Jeremy Corbyn: will UK Labour give peace a chance?
The decision of veteran bankbench MP Jeremy Corbyn to stand for the leadership of the British Labour party has given peace campaigners the opportunity to indulge in a collective daydream about the direction the party would take.
The implications of a genuine internationalist, socialist leader such as Corbyn would be huge for UK Middle East policy.
With Corbyn, Labour’s foreign policy would move away from its long-standing military-industrial, pro-US approach and take a much more solution-orientated direction, focusing on peace and justice.
Corbyn is a hugely popular figure among the public, reflected in a Daily Mirror poll last week which put him 40 percent ahead of his nearest rival in this five-horse race.
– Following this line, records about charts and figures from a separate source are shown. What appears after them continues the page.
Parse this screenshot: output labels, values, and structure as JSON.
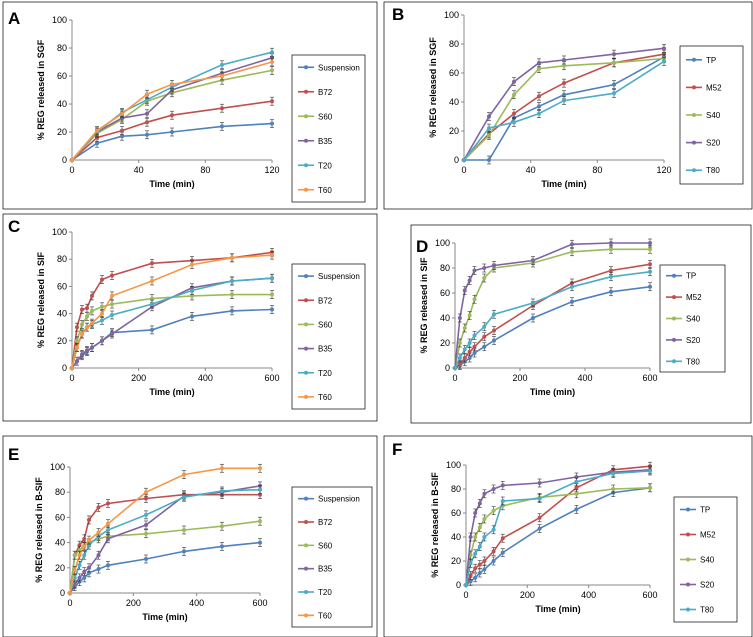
{
  "chart_data": [
    {
      "panel": "A",
      "type": "line",
      "ylabel": "% REG released in SGF",
      "xlabel": "Time (min)",
      "xlim": [
        0,
        120
      ],
      "xticks": [
        0,
        40,
        80,
        120
      ],
      "ylim": [
        0,
        100
      ],
      "yticks": [
        0,
        20,
        40,
        60,
        80,
        100
      ],
      "x": [
        0,
        15,
        30,
        45,
        60,
        90,
        120
      ],
      "series": [
        {
          "name": "Suspension",
          "color": "#4f81bd",
          "values": [
            0,
            12,
            17,
            18,
            20,
            24,
            26
          ]
        },
        {
          "name": "B72",
          "color": "#c0504d",
          "values": [
            0,
            16,
            21,
            27,
            32,
            37,
            42
          ]
        },
        {
          "name": "S60",
          "color": "#9bbb59",
          "values": [
            0,
            19,
            29,
            42,
            48,
            57,
            64
          ]
        },
        {
          "name": "B35",
          "color": "#8064a2",
          "values": [
            0,
            20,
            30,
            33,
            50,
            62,
            73
          ]
        },
        {
          "name": "T20",
          "color": "#4bacc6",
          "values": [
            0,
            20,
            34,
            43,
            52,
            68,
            77
          ]
        },
        {
          "name": "T60",
          "color": "#f79646",
          "values": [
            0,
            21,
            33,
            47,
            54,
            60,
            70
          ]
        }
      ]
    },
    {
      "panel": "B",
      "type": "line",
      "ylabel": "% REG released in SGF",
      "xlabel": "Time (min)",
      "xlim": [
        0,
        120
      ],
      "xticks": [
        0,
        40,
        80,
        120
      ],
      "ylim": [
        0,
        100
      ],
      "yticks": [
        0,
        20,
        40,
        60,
        80,
        100
      ],
      "series": [
        {
          "name": "TP",
          "color": "#4f81bd",
          "x": [
            0,
            15,
            30,
            45,
            60,
            90,
            120
          ],
          "values": [
            0,
            0,
            29,
            37,
            45,
            52,
            71
          ]
        },
        {
          "name": "M52",
          "color": "#c0504d",
          "x": [
            0,
            15,
            30,
            45,
            60,
            90,
            120
          ],
          "values": [
            0,
            18,
            32,
            44,
            53,
            67,
            73
          ]
        },
        {
          "name": "S40",
          "color": "#9bbb59",
          "x": [
            0,
            15,
            30,
            45,
            60,
            90,
            120
          ],
          "values": [
            0,
            17,
            45,
            63,
            65,
            67,
            70
          ]
        },
        {
          "name": "S20",
          "color": "#8064a2",
          "x": [
            0,
            15,
            30,
            45,
            60,
            90,
            120
          ],
          "values": [
            0,
            30,
            54,
            67,
            69,
            73,
            77
          ]
        },
        {
          "name": "T80",
          "color": "#4bacc6",
          "x": [
            0,
            15,
            30,
            45,
            60,
            90,
            120
          ],
          "values": [
            0,
            22,
            26,
            32,
            41,
            46,
            68
          ]
        }
      ]
    },
    {
      "panel": "C",
      "type": "line",
      "ylabel": "% REG released in SIF",
      "xlabel": "Time (min)",
      "xlim": [
        0,
        600
      ],
      "xticks": [
        0,
        200,
        400,
        600
      ],
      "ylim": [
        0,
        100
      ],
      "yticks": [
        0,
        20,
        40,
        60,
        80,
        100
      ],
      "x": [
        0,
        15,
        30,
        45,
        60,
        90,
        120,
        240,
        360,
        480,
        600
      ],
      "series": [
        {
          "name": "Suspension",
          "color": "#4f81bd",
          "values": [
            0,
            5,
            9,
            12,
            15,
            20,
            26,
            28,
            38,
            42,
            43
          ]
        },
        {
          "name": "B72",
          "color": "#c0504d",
          "values": [
            0,
            30,
            43,
            44,
            53,
            65,
            68,
            77,
            79,
            81,
            85
          ]
        },
        {
          "name": "S60",
          "color": "#9bbb59",
          "values": [
            0,
            20,
            32,
            38,
            42,
            45,
            47,
            51,
            53,
            54,
            54
          ]
        },
        {
          "name": "B35",
          "color": "#8064a2",
          "values": [
            0,
            5,
            10,
            13,
            15,
            20,
            25,
            45,
            59,
            64,
            66
          ]
        },
        {
          "name": "T20",
          "color": "#4bacc6",
          "values": [
            0,
            15,
            25,
            30,
            32,
            35,
            39,
            47,
            57,
            64,
            66
          ]
        },
        {
          "name": "T60",
          "color": "#f79646",
          "values": [
            0,
            15,
            25,
            30,
            33,
            40,
            53,
            64,
            76,
            81,
            83
          ]
        }
      ]
    },
    {
      "panel": "D",
      "type": "line",
      "ylabel": "% REG released in SIF",
      "xlabel": "Time (min)",
      "xlim": [
        0,
        600
      ],
      "xticks": [
        0,
        200,
        400,
        600
      ],
      "ylim": [
        0,
        100
      ],
      "yticks": [
        0,
        20,
        40,
        60,
        80,
        100
      ],
      "x": [
        0,
        15,
        30,
        45,
        60,
        90,
        120,
        240,
        360,
        480,
        600
      ],
      "series": [
        {
          "name": "TP",
          "color": "#4f81bd",
          "values": [
            0,
            2,
            5,
            8,
            12,
            17,
            22,
            40,
            53,
            61,
            65
          ]
        },
        {
          "name": "M52",
          "color": "#c0504d",
          "values": [
            0,
            3,
            8,
            13,
            17,
            25,
            30,
            50,
            68,
            78,
            83
          ]
        },
        {
          "name": "S40",
          "color": "#9bbb59",
          "values": [
            0,
            20,
            32,
            42,
            55,
            72,
            80,
            84,
            93,
            95,
            95
          ]
        },
        {
          "name": "S20",
          "color": "#8064a2",
          "values": [
            0,
            40,
            62,
            70,
            78,
            80,
            82,
            86,
            99,
            100,
            100
          ]
        },
        {
          "name": "T80",
          "color": "#4bacc6",
          "values": [
            0,
            8,
            15,
            20,
            26,
            33,
            43,
            52,
            65,
            73,
            77
          ]
        }
      ]
    },
    {
      "panel": "E",
      "type": "line",
      "ylabel": "% REG released in B-SIF",
      "xlabel": "Time (min)",
      "xlim": [
        0,
        600
      ],
      "xticks": [
        0,
        200,
        400,
        600
      ],
      "ylim": [
        0,
        100
      ],
      "yticks": [
        0,
        20,
        40,
        60,
        80,
        100
      ],
      "x": [
        0,
        15,
        30,
        45,
        60,
        90,
        120,
        240,
        360,
        480,
        600
      ],
      "series": [
        {
          "name": "Suspension",
          "color": "#4f81bd",
          "values": [
            0,
            5,
            9,
            12,
            16,
            19,
            22,
            27,
            33,
            37,
            40
          ]
        },
        {
          "name": "B72",
          "color": "#c0504d",
          "values": [
            0,
            30,
            38,
            43,
            58,
            68,
            71,
            75,
            78,
            78,
            78
          ]
        },
        {
          "name": "S60",
          "color": "#9bbb59",
          "values": [
            0,
            30,
            34,
            38,
            40,
            43,
            45,
            47,
            50,
            53,
            57
          ]
        },
        {
          "name": "B35",
          "color": "#8064a2",
          "values": [
            0,
            7,
            12,
            17,
            20,
            30,
            43,
            54,
            77,
            80,
            85
          ]
        },
        {
          "name": "T20",
          "color": "#4bacc6",
          "values": [
            0,
            12,
            22,
            30,
            38,
            45,
            50,
            62,
            76,
            81,
            82
          ]
        },
        {
          "name": "T60",
          "color": "#f79646",
          "values": [
            0,
            18,
            30,
            37,
            42,
            48,
            55,
            80,
            94,
            99,
            99
          ]
        }
      ]
    },
    {
      "panel": "F",
      "type": "line",
      "ylabel": "% REG released in B-SIF",
      "xlabel": "Time (min)",
      "xlim": [
        0,
        600
      ],
      "xticks": [
        0,
        200,
        400,
        600
      ],
      "ylim": [
        0,
        100
      ],
      "yticks": [
        0,
        20,
        40,
        60,
        80,
        100
      ],
      "x": [
        0,
        15,
        30,
        45,
        60,
        90,
        120,
        240,
        360,
        480,
        600
      ],
      "series": [
        {
          "name": "TP",
          "color": "#4f81bd",
          "values": [
            0,
            3,
            6,
            10,
            13,
            20,
            27,
            47,
            63,
            77,
            81
          ]
        },
        {
          "name": "M52",
          "color": "#c0504d",
          "values": [
            0,
            8,
            14,
            17,
            20,
            28,
            39,
            56,
            81,
            96,
            99
          ]
        },
        {
          "name": "S40",
          "color": "#9bbb59",
          "values": [
            0,
            25,
            40,
            48,
            55,
            62,
            66,
            73,
            76,
            80,
            81
          ]
        },
        {
          "name": "S20",
          "color": "#8064a2",
          "values": [
            0,
            40,
            60,
            68,
            76,
            80,
            83,
            85,
            90,
            94,
            96
          ]
        },
        {
          "name": "T80",
          "color": "#4bacc6",
          "values": [
            0,
            18,
            26,
            32,
            40,
            46,
            70,
            72,
            86,
            93,
            95
          ]
        }
      ]
    }
  ]
}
Despite this, the odds are stacked against him as he is considered too left-wing by many of his colleagues in parliament. A number of bookmakers have odds of 100-1 on Corbyn becoming party leader. Andy Burnham is the clear favourite.
Candidates need an initial 35 nominations from the parliamentary Labour party to be on the final ballot, to be sent to members in August, with the winner announced in September.
But while Corbyn is still in the race, it is worth speculating about what a Corbyn-led Labour party would look like and what it mean for UK Middle East policy.
|He was a campaigner for Palestinian rights long before the issue gained traction in mainstream debate.
On Palestine, his record is clear: he was a campaigner for Palestinian rights long before the issue gained traction in mainstream debate.
He regularly cuts through the perceived wisdom of the two-state solution approach and is an expert on the much neglected issues of Palestinian refugees, trade, water rights and intra-Palestinian reconciliation. Corbyn has consistently condemned the UK’s complicity in Israeli crimes.
The MP also has vast experience on the ground in the region, making nine visits to Gaza in the past 15 years.
Corbyn vehemently opposed the invasions of Afghanistan and Iraq that have so damaged the reputation of both the UK and Labour. He was elected to the steering committee of the influential Stop the War Coalition.
Across every major Middle East issue, Corbyn's politics would represent a sea-change. He opposes what he calls the UK's "hands off approach" to its arms sales and wants to see a "WMD-free zone" in the Middle East.
Corbyn's approach to foreign policy is summed up with this truism: "War is not inevitable, but unless we understand the commercial, military and xenophobic forces that are able to promote war, we will have great difficulty in stopping the wars of the future."
Such an approach will be dismissed by many so-called 'realists' as naive, but it is also testament to the righteousness of Corbyn, and the left more generally, when it comes to matters of war and peace in the Middle East.
In this, he stands in stark contrast to his rivals for Labour leadership.
But, Corbyn is no hopeless idealist. He is a skilled politician, at once steadfast in his principles, conciliatory in tone and disarmingly personable in character.
Supporters of Corbyn can justifiably claim that a humane, compassionate approach is long-overdue in British Middle East policy, and while he may not ultimately threaten the frontrunners for the Labour leadership, if he secures enough nominations to get on to the final ballot, peace may be back on the agenda of Labour politics.